Carcassonne

La Cité, die mittelalterliche Festung mit dem Woau-Effekt und da wir beschlossen hatten, uns solche Sehenswürdigkeiten, wegen der Touris, nicht auf einem Sonntag anzusehen, war der Montag dafür perfekt. Das Wohnmobil haben wir 3 Km vor La Cité geparkt (teure Parkgebühren vor Ort gespart) und haben die Räder genommen. Heide hat unterwegs noch Weintrauben von einem Weinstock geklaut, die super lecker waren.
Wir mussten uns nicht durch maskierte Massen drängeln, sondern konnten uns alles in Ruhe ansehen und durch die mittelalterlichen Strassen der Festung schlendern. Mir kam sofort “Hexenverbrennung” in den Sinn und siehe da, es gab auch eine Ausstellung für “Inquisition”. Schnell dran vorbei und bloß nicht hinsehen. Ich hatte schon als Kind nach der Besichtigung der Folterkammer im Lübecker Holstentor ein Trauma, was viele Jahre anhielt. Ich habe mich erst 30 Jahre später mal wieder hineingetraut. Heide ist für sowas sowieso viel zu zart besaitet – also die Ausstellung ist nichts für uns!
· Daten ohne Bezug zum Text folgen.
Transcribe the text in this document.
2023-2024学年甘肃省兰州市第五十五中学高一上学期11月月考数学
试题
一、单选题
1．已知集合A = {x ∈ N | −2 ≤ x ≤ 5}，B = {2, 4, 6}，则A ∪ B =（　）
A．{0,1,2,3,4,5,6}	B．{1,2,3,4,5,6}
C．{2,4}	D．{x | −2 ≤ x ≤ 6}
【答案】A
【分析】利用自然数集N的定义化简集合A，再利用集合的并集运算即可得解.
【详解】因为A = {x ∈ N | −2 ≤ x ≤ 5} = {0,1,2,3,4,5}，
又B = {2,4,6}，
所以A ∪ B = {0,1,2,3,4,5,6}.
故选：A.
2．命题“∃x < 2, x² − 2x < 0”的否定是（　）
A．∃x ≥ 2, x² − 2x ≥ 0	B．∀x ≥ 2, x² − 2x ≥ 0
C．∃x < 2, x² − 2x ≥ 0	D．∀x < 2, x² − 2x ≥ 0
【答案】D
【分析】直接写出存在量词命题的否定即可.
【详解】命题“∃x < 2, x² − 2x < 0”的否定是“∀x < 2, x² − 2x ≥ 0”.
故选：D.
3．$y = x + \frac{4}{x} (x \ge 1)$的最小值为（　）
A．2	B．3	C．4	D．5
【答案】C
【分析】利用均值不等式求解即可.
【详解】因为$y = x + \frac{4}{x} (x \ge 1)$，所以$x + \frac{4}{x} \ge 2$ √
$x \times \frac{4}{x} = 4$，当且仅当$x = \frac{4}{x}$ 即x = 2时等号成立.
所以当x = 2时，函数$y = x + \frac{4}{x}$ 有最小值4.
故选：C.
Die Stadt Carcassonne selbst aber war irgendwie ziemlich runtergekommen, wie so viele Städte und Dörfer in Frankreich. Die meisten Geschäfte geschlossen, sahen so aus als wären sie schon seit Jahren nicht mehr geöffnet worden, leer stehende Häuser und geschlossene Fensterläden Wir haben die Straßen, die im Schachbrettmuster angelegt waren, abgeradelt und nur wenig gefunden, wo sich anhalten gelohnt hätte. Schade um die alten Städte, aber wer soll auch so viele baufällige Häuser renovieren/restaurieren? Da wüssten wir auch nicht wo man in Frankreich damit anfangen sollte und vor allem, wer soll es bezahlen?

Am späten Nachmittag sind wir dann noch ein paar Kilometer weitergefahren und haben mit France Passion auf einem abgelegenem riesigen Chateau (Weingut) übernachtet. Abends haben wir uns dann aber nicht mehr aus dem Womo getraut, weil hier ein Hund vom Format “Baskerville”, als Albino und ohne Halsband rumlief. War wahrscheinlich völlig harmlos, aber hat gereicht um uns einzuschüchtern. Promt war aber am nächsten frühen Morgen die Gasflasche alle und ich musste raus, um die andere anzuschliessen. Baskerville hat aber gott sei dank noch geschlafen. Er kam erst zum Frühstück mit seinem kleinen Kumpel mal wieder vorbei.